В это время, 7 января, Махно предложил для обсуждения текст программы движения в новых условиях – Декларации Революционной повстанческой армии (махновской). Документ интересен тем, что в его разработке не участвовали Аршинов и Волин. Он сохраняет анархистскую и, более того, синдикалистскую ориентацию. Махно считал, что основные вопросы жизни народа должен решить всеукраинский съезд: “Этот съезд покажет и решит все основные вопросы жизни рабочих и крестьян”. До этого съезда армия отменяет все деникинские установления. “Меры коммунистического правительства, которые идут против рабочих и крестьян также отменяются”. Таким образом, если деникинские порядки ликвидировались полностью, то в отношении коммунистического правительства предлагался режим частичного подчинения. Какие меры коммунистов обращены “на пользу трудящихся”, предлагалось решать собраниям рабочих и крестьян. В документе усилена синдикалистская составляющая анархизма: фабрики “становятся собственностью всего рабочего класса через посредство профсоюзов и стремятся объединить всю индустрию в единый организм”[535]. Сохраняются требования вольных советов, соблюдения гражданских свобод, ликвидации ЧК[536]. Возможно, Махно считал эти требования приемлемыми для коммунистов хотя бы в местном масштабе, но это было не так.

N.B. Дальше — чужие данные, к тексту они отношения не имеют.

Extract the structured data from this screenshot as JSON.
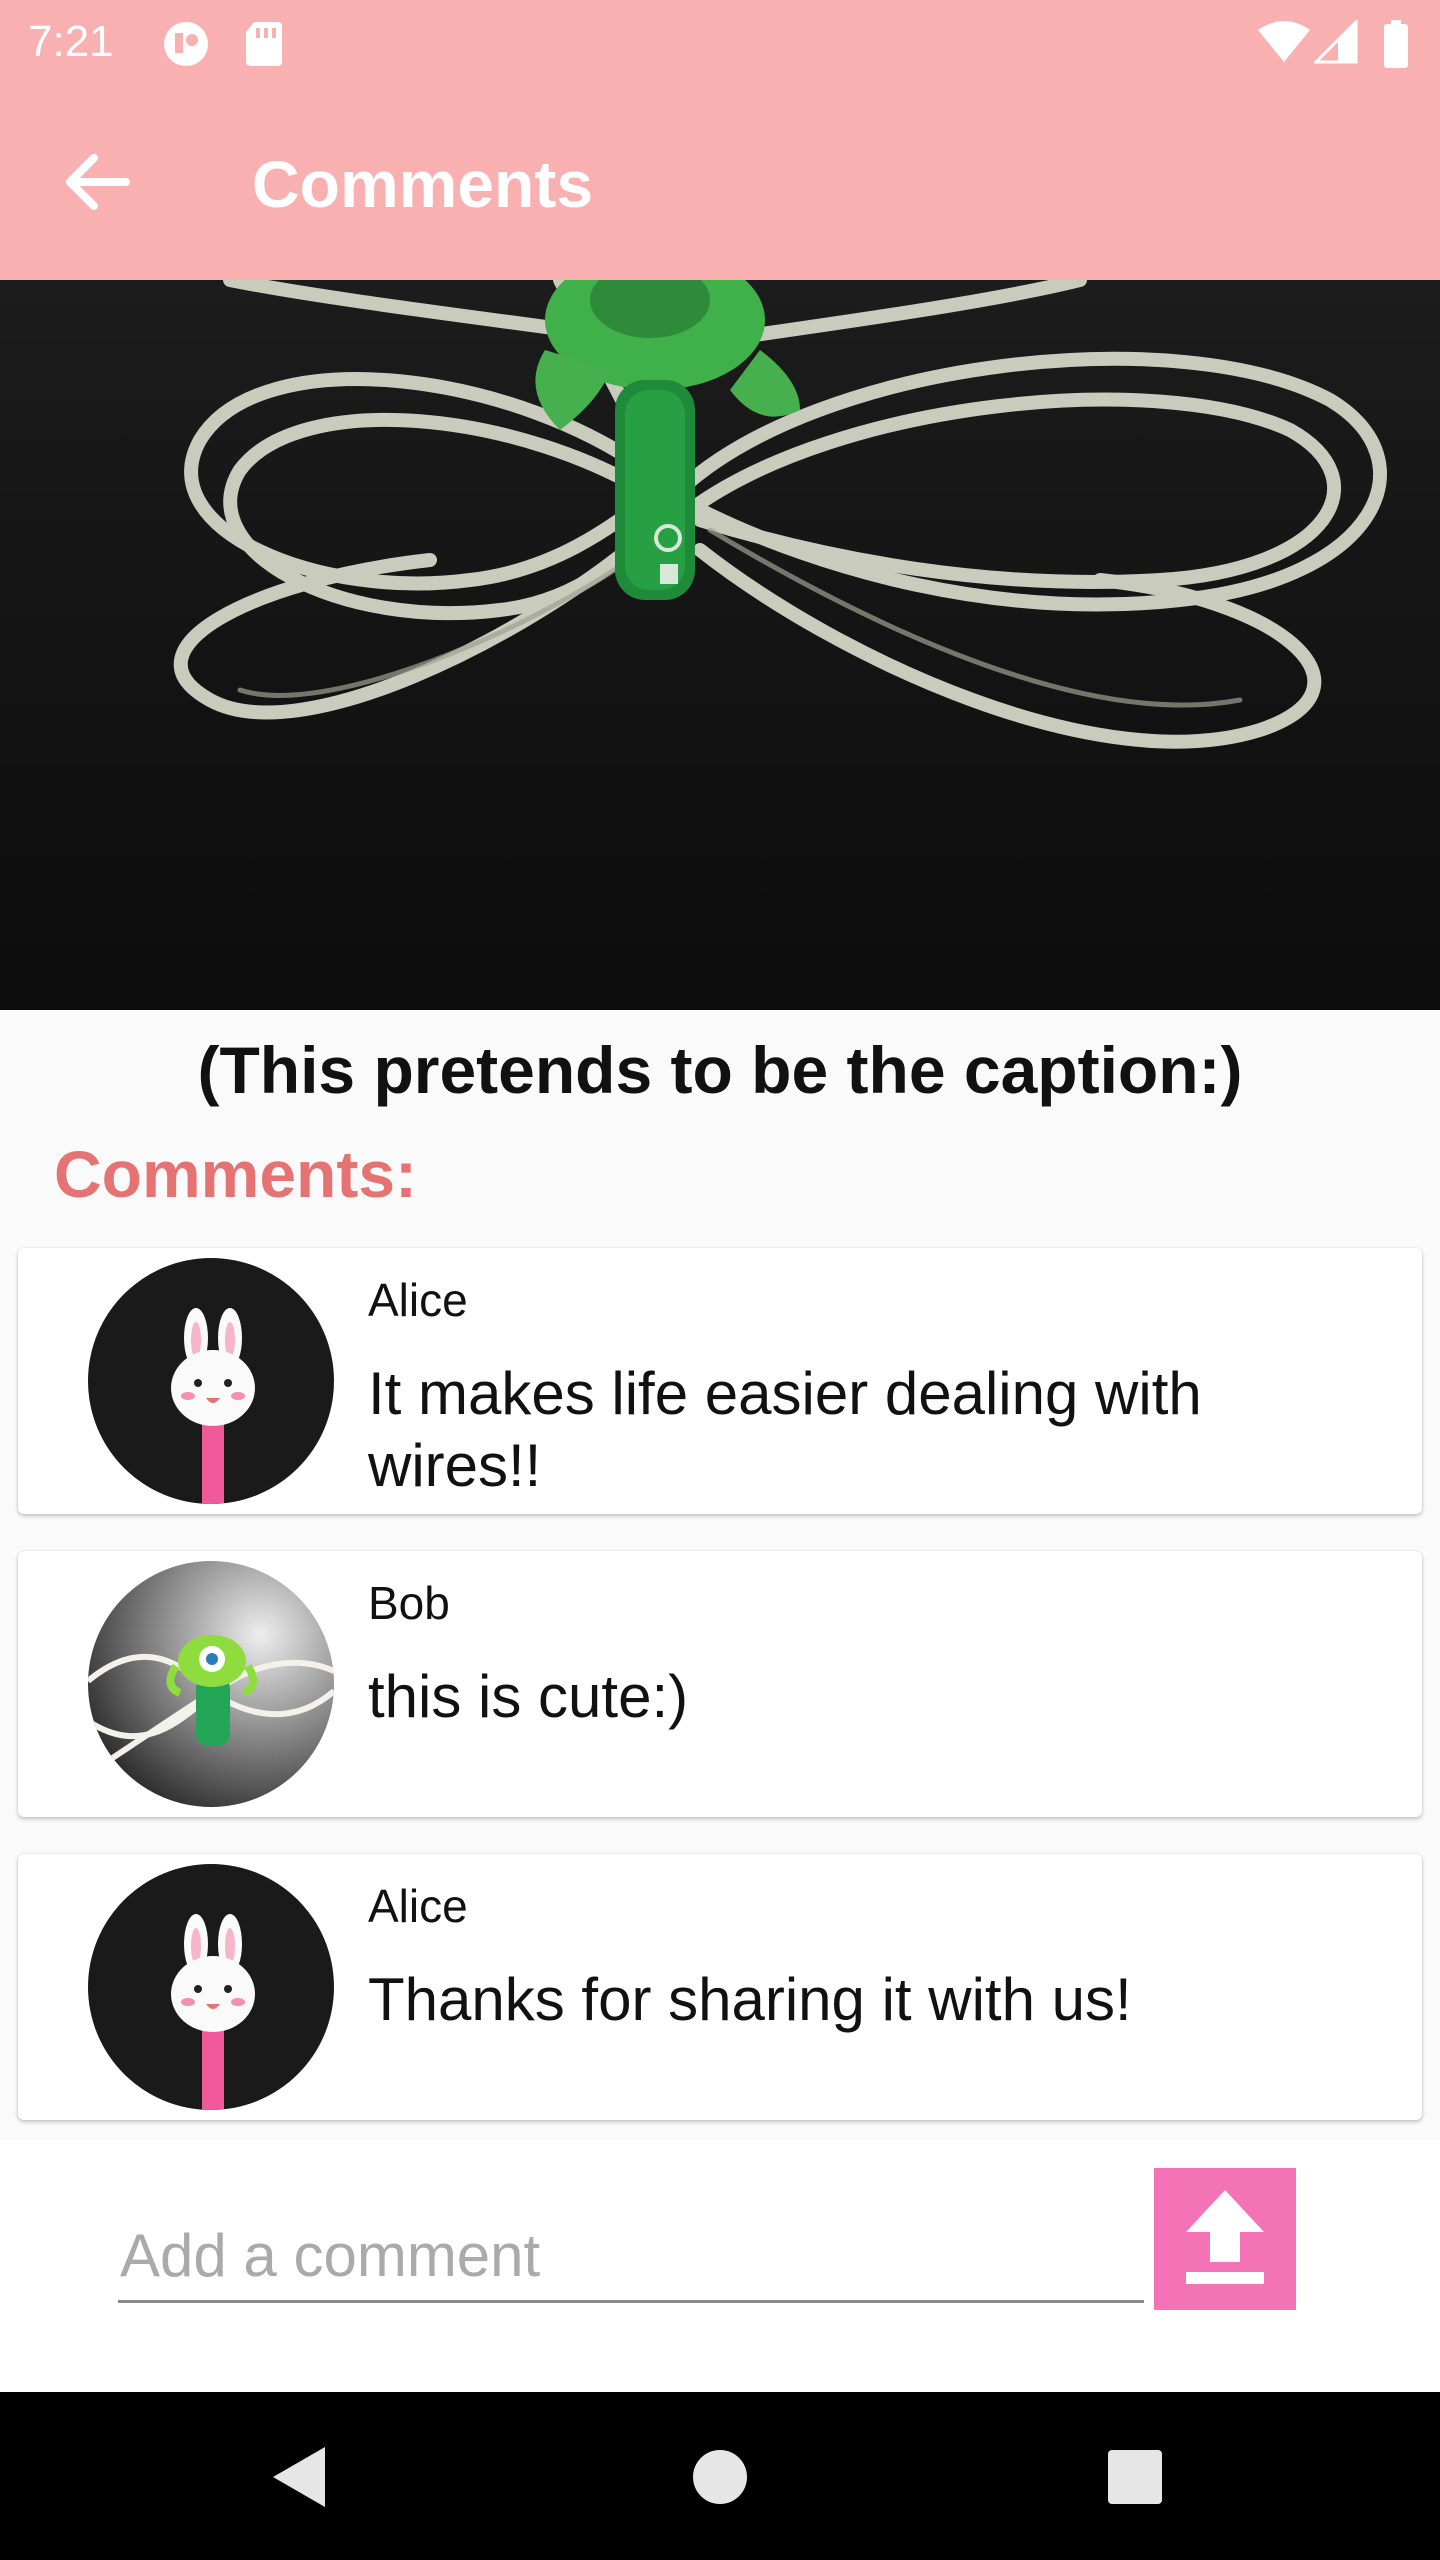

Тем временем комбриг Левинзон предлагал внезапным ударом ««покончить» с верхушкой махновской армии»[537], но комдив Якир понимал, что из этой авантюры скорее всего ничего не выйдет, и предпочел другую тактику. Как ни в чем не бывало, командарм 14 армии Уборевич отдает 6 января Махно приказ – немедленно выступить на Польский фронт по маршруту Александрия-Борисполь-Бровары-Чернигов-Ковель. Идея этого приказа принадлежала Сталину[538]. Четкое указание маршрута движения не случайно – командирам РККА нужно было знать пункты, на которых можно будет разоружить остатки больной махновской армии.

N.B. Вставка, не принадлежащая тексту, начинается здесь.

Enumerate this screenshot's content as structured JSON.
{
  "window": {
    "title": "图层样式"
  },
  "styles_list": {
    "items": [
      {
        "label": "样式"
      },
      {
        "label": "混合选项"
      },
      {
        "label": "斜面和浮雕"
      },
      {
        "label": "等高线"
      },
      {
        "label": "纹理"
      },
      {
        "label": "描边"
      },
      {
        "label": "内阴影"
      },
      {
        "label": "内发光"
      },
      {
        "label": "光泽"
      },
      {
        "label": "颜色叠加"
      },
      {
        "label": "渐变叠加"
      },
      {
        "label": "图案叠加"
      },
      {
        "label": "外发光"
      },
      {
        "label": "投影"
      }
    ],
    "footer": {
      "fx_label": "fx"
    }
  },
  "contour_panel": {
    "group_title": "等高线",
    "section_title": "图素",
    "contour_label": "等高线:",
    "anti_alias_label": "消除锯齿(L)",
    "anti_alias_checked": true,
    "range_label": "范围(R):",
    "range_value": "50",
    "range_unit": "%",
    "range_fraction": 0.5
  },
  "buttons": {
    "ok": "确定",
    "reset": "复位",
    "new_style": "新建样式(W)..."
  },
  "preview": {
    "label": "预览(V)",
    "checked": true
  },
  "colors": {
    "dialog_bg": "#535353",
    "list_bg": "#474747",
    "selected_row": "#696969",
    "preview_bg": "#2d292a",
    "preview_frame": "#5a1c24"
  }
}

Впрочем, большевики сами не очень верили в успех этой операции, уж слишком грубым был замысел: "Приказ является известным политическим маневром, и только, мы меньше всего надеемся на положительные результаты в смысле его выполнения Махно"[539]. Через сутки, 9-го января, не дожидаясь ответа Махно, Всеукраинский ревком объявил его вне закона. 14 января поступило требование разоружиться.
22 января Махно ответил на требования большевиков: "Повстанческая армия, имея перед собой не заслуги перед революцией, а только честно исполняя до сих пор свой долг тружеников, считает предложение со стороны советских войск о разоружении плодом печальных недоразумений, оскорбляющих повстанческую армию". Махно заявил о готовности "идти рука об руку" с РККА, сохраняя самостоятельность[540]. В это время более двух дивизий красных уже развернули боевые операции против махновцев, сохранивших боеспособность после эпидемии. "Было решено: предоставить повстанцам месячный отпуск... – вспоминал начштаба махновцев Белаш. – Со стороны Екатеринослава в Никополь вошел один советский полк, он занял город и начал разоружать тифозных махновцев... В самом же городе находилось 15 с лишним тысяч тифозных повстанцев.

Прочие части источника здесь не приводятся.